Recently I came across a map of the United States published by The Atlantic‘s CityLab site that showed where electric vehicles (EVs) were most and least beneficial in terms of reducing air pollution.
This map and the thinking behind it is an example of how big data is changing how policy makers will govern many aspects of our lives in the future. And if you burn a lot of fossil fuels in your line of work—and almost all of you in heavy construction do—maps like these may very well determine what machines you can and can’t use on your jobsites…or what fines, fees and levies you may have to pay to operate yellow iron in urban areas.
The map synthesizes two sets of data on a county-by-county basis. First is the county’s smog/air pollution problem.
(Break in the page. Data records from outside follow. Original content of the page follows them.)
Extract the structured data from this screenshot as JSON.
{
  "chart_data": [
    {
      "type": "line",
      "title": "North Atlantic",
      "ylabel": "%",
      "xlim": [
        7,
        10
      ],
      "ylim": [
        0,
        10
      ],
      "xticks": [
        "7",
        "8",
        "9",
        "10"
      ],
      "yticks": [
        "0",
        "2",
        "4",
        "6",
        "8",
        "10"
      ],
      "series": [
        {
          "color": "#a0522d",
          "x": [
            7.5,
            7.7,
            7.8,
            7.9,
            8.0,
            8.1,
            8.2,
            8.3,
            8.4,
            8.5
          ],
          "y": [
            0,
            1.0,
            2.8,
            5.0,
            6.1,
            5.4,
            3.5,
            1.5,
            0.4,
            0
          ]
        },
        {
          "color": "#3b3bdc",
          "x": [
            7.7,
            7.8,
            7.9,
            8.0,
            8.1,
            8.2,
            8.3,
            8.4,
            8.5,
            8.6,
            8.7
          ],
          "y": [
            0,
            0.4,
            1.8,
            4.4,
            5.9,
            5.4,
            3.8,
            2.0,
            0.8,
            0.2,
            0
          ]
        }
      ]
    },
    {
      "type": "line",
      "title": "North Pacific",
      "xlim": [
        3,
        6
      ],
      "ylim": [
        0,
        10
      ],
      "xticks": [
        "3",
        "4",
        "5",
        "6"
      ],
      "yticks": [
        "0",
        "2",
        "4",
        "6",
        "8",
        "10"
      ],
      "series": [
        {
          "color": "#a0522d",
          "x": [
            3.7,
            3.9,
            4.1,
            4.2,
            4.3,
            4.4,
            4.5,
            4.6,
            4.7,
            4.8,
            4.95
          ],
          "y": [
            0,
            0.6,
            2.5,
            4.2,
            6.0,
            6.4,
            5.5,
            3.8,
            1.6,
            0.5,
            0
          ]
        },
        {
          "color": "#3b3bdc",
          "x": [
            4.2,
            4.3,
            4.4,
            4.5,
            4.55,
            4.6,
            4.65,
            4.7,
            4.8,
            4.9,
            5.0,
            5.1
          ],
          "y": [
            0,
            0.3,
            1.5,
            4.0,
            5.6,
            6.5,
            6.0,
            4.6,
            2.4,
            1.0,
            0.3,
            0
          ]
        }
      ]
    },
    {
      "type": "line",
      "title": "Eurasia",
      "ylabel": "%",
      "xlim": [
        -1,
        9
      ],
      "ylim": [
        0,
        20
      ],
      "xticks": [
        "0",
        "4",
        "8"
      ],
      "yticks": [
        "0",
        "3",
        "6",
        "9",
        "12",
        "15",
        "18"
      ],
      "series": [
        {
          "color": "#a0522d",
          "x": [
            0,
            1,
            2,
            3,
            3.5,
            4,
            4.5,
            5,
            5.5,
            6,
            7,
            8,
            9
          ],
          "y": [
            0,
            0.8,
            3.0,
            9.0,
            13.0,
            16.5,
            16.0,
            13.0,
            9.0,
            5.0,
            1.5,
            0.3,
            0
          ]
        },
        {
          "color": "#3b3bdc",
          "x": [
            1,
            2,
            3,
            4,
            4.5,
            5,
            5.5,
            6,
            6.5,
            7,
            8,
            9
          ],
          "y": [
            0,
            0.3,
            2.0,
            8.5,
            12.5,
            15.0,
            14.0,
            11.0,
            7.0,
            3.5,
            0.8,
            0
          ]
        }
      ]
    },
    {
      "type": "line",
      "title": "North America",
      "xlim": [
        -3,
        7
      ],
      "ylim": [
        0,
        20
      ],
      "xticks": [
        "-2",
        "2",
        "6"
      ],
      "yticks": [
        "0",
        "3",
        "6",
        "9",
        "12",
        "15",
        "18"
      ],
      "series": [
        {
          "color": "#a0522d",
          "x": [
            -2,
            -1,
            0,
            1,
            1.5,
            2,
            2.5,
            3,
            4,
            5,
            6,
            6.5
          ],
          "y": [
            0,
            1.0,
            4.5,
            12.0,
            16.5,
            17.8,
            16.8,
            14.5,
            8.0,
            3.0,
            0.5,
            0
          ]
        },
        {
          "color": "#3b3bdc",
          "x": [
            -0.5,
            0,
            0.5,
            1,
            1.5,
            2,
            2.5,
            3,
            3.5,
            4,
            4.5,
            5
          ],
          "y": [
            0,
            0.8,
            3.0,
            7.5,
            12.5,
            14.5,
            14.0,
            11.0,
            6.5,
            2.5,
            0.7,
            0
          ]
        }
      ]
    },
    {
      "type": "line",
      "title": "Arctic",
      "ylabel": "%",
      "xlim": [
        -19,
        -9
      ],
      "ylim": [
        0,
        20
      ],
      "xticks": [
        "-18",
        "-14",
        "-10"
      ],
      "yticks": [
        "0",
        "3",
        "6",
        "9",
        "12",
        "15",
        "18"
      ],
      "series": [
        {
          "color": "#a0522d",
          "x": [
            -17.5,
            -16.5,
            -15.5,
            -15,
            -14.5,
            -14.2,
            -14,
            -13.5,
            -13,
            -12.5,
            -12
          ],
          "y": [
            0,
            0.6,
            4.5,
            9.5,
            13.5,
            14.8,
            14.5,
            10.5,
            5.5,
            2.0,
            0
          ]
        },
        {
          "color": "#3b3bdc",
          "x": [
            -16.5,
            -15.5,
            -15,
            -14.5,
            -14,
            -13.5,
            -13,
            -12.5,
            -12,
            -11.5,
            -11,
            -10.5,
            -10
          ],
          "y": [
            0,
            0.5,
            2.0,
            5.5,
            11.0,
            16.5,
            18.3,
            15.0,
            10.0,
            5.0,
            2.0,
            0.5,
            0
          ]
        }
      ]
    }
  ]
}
Second is the relative cleanliness or dirtiness of its electrical power generation.
In areas where electrical energy production is relatively dirty (old, coal fired plants) and where there is a lot of urban air pollution, electric vehicles have a high environmental value. In rural areas or where electricity is produced cleanly (natural gas, hydroelectric, wind and solar), the environmental benefit of an EV is relatively low.
The results may upset some of the country’s more ardent environmentalists who think EVs are the holy grail, but the numbers, especially when they’re tabulated on a county level, don’t lie. To quote from the article:
“In some places electrics do so much relative harm, that instead of being subsidized…they should actually be taxed.”
Everybody knows big urban areas suffer the most from air pollution. What these maps do is give policy makers the ability to fine tune regulations and taxes. If we are going to be taxed on a formula that incorporates the amount of air pollution we create with our machines and the relative smog problem in our cities, then it follows it should be expensive to operate in Los Angeles, Houston and New York; and inexpensive to operate in Montana or Nevada.
Believe me, this is coming. But it is only fair and here’s why:
A few years ago I was listening in to a webcast of a CARB public comment session. CARB, for those of you who don’t know, is the California Air Resources Board, which is charged with managing that state’s air quality. They’ve implemented the toughest exhaust emissions regulations in the country—a cause of much consternation in the heavy trucking and equipment industries.
But what got my attention was a comment from the owner of a trucking firm in Northern California. He wanted to know why he had to conform his trucks to these onerous and expensive rules when he lived and worked in one of the least populated areas of the state, where there is nothing but giant trees and mountains for hundreds of miles in all directions.
CARB didn’t have an answer. But to create one set of rules for Los Angeles and empty spaces of the mountain west was, and still is, clearly unfair. It’s government at its worst: cumbersome and indifferent.
With maps and data like the one here, that may be changing. If you look at the maps, Northern California and much of Oregon are clean and green. The air quality problems are concentrated in the cities.
So rather than make everybody in the state conform to one regulation and use one type of exhaust emission technology, the public would be better served using county level mapping and data to pinpoint the problem and use financial incentives or disincentives to encourage or discourage development and alternative energy sources.
With such a system if you had a job in Los Angeles, you would have strong incentives to use equipment like Caterpillar’s D7E electric drive dozer or one of Komatsu’s hybrid excavators. If you’re working in Eureka, you could stick with conventional equipment.
Pollution has a market value, or at least the government has assigned it one. The exact numbers may be arbitrary, but no one denies that air pollution has a cost. With mapping and big data we finally have to tools to properly assign that cost and avoid the collateral damage of regulations that punish the innocent.